22. There are (upper bound)100/3 = 33 multiples of 3 among the integers from 1 to 100 (inclusive), so the answer is 33/100=0.33.
24. In each case, the numbers are chosen from the integers from 1 to n, then there are C(n,6) possible entries, only one of which is the winning one, so the answer is 1/C(n,6). a) 1/C(30,6), approx. = 1.7 x 10^-6. b) 1/C(36,6), approx. = 5.1 x 10^-7. c) 1/C(42,6), approx. = 1.9 x 10^-7. d) 1/C(48,6), approx. = 8.1 x 10^-8.
26. In each case, if the numbers are chosem from the integers from 1 to n, then there are C(n,6) possible entries. If we wish to avoid all the winning numbers, then we must make out choice from the n-6 nonwinning numbers, and this can be done in C(n-6,6) ways. Therefore, since the winning numbers are picked at random, the probability is C(n-6,6)/C(n,6). a) C(34,6)/C(40,6), approx. = 0.35. b) C(42,6)/C(48,6), approx. = 0.43. c) C(50,6)/C(56,6), approx. = 0.49. d) C(58,6)/C(64,6), approx. = 0.54.
28. We need to compute the number of ways for the Pennsylvania lottery commission to select its 11 numbers, and the number of ways for it to select its 11 numbers so as to contain the 7 numbers that we chose. For the former, the number is clearly C(80,11) . For the latter, the commission must select 4 more numbers besides the ones we chose, from the 80-7 = 73 other numbers, so there are C(73,4) ways to do this. Therefore, the probability that we win is the ratio C(73,4)/C(80,11), which works out to 3/28879240, or about 1 chance in 10 million (1.04 x 10^-7). The same answer can be obtained by counting things in the other direction: the number of ways for us to choose 7 of the commission's predestined 11 numbers divided by the number of ways for us to pick 7 numbers. This gives C(11,7)/C(80,7), which has the same value as before.

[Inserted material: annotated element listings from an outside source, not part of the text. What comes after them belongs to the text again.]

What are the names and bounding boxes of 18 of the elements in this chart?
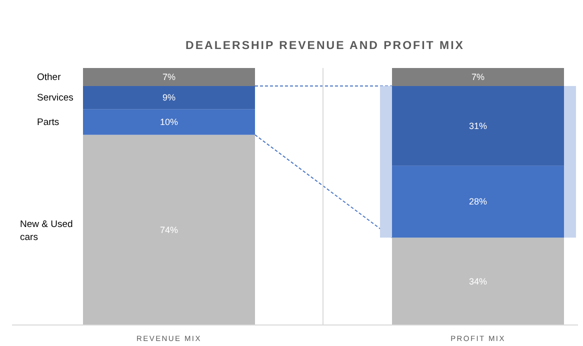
text: Other bbox=[37, 72, 61, 83]
chart-title: DEALERSHIP REVENUE AND PROFIT MIX bbox=[186, 40, 464, 52]
bar bbox=[83, 134, 255, 325]
data-label: 7% bbox=[162, 72, 176, 82]
data-label: 28% bbox=[468, 196, 488, 207]
data-label: 31% bbox=[468, 120, 488, 131]
data-label: 10% bbox=[160, 116, 178, 127]
data-label: 34% bbox=[468, 276, 488, 286]
series-label: Services bbox=[37, 92, 74, 104]
bar bbox=[83, 68, 255, 86]
data-label: 9% bbox=[162, 92, 176, 103]
bar bbox=[83, 86, 255, 110]
bar bbox=[392, 68, 564, 86]
series-label: New & Used cars bbox=[20, 218, 73, 243]
data-label: 74% bbox=[160, 224, 178, 235]
bar bbox=[83, 109, 255, 135]
text: Parts bbox=[37, 116, 60, 128]
data-label: 7% bbox=[471, 72, 485, 82]
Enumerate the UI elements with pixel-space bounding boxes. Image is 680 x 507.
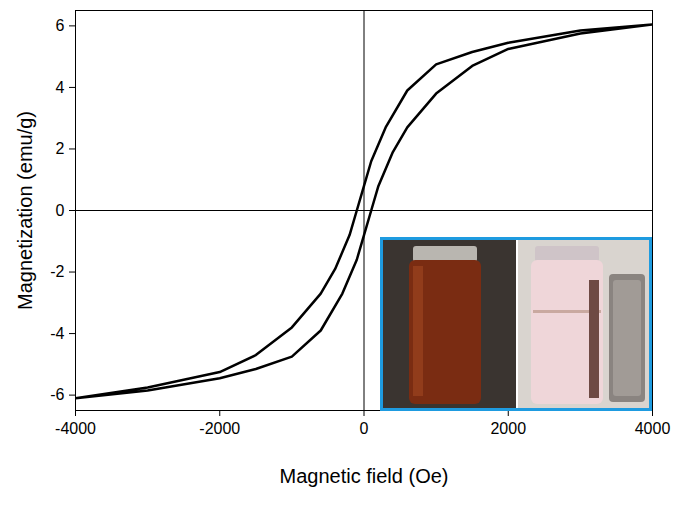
svg-text:4000: 4000 <box>635 420 671 437</box>
svg-text:2: 2 <box>56 140 65 157</box>
svg-text:4: 4 <box>56 79 65 96</box>
svg-text:-4: -4 <box>50 325 64 342</box>
svg-text:Magnetic field (Oe): Magnetic field (Oe) <box>280 465 449 487</box>
svg-text:2000: 2000 <box>490 420 526 437</box>
svg-text:-6: -6 <box>50 386 64 403</box>
svg-text:Magnetization (emu/g): Magnetization (emu/g) <box>14 111 36 310</box>
svg-text:-2: -2 <box>50 263 64 280</box>
svg-text:0: 0 <box>56 202 65 219</box>
svg-text:-2000: -2000 <box>199 420 240 437</box>
svg-text:0: 0 <box>360 420 369 437</box>
svg-text:-4000: -4000 <box>55 420 96 437</box>
svg-text:6: 6 <box>56 17 65 34</box>
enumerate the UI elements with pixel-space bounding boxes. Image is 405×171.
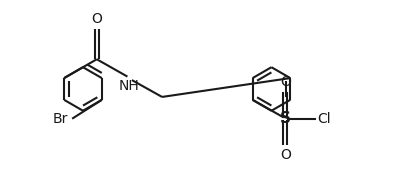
Text: S: S	[280, 111, 291, 126]
Text: O: O	[280, 148, 291, 162]
Text: Cl: Cl	[317, 112, 331, 126]
Text: O: O	[92, 12, 102, 26]
Text: Br: Br	[53, 112, 68, 126]
Text: NH: NH	[119, 79, 140, 93]
Text: O: O	[280, 75, 291, 89]
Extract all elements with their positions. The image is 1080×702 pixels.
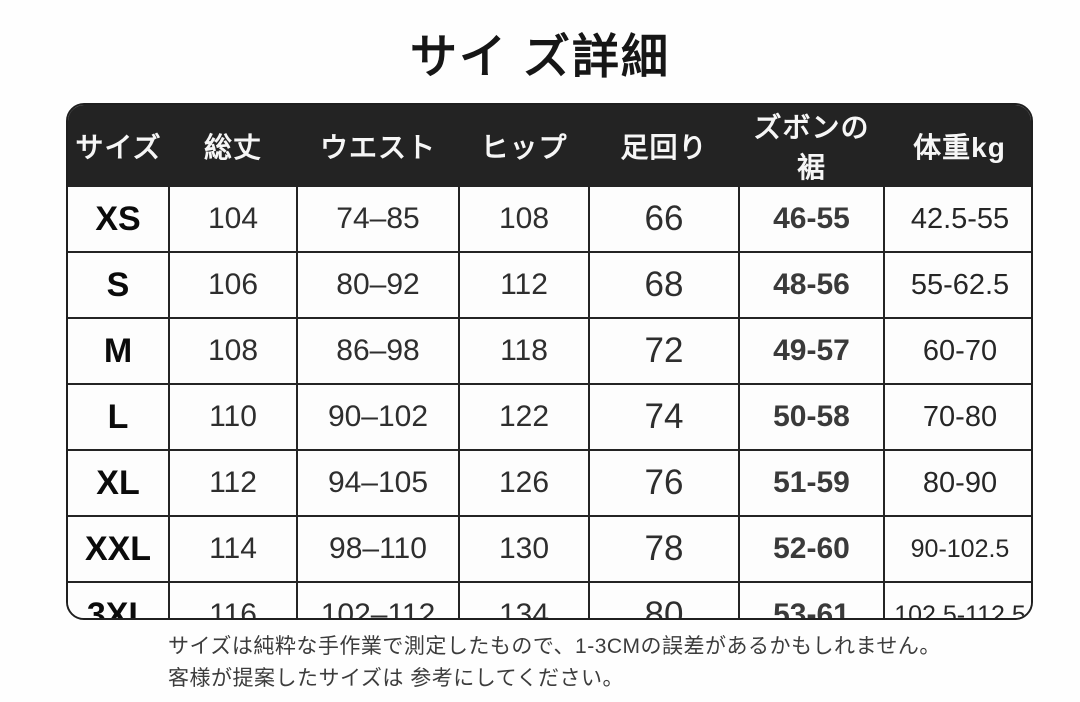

30. In order to specifya winning ticket, we must choose 5 of the 6 numbers to match (C(6,5) = 6 ways to do so) and one number from the among the remaining 34 numbers not to match (C(34,1)=34 ways to do so). Therefore there are 6.34 = 204 winning tickets. Since there are C(40,6)=3,838,380 tickets in all, the answer is 204/3838380, approx. = 5.3 x 10^-5, or about 1 chance in 19,000.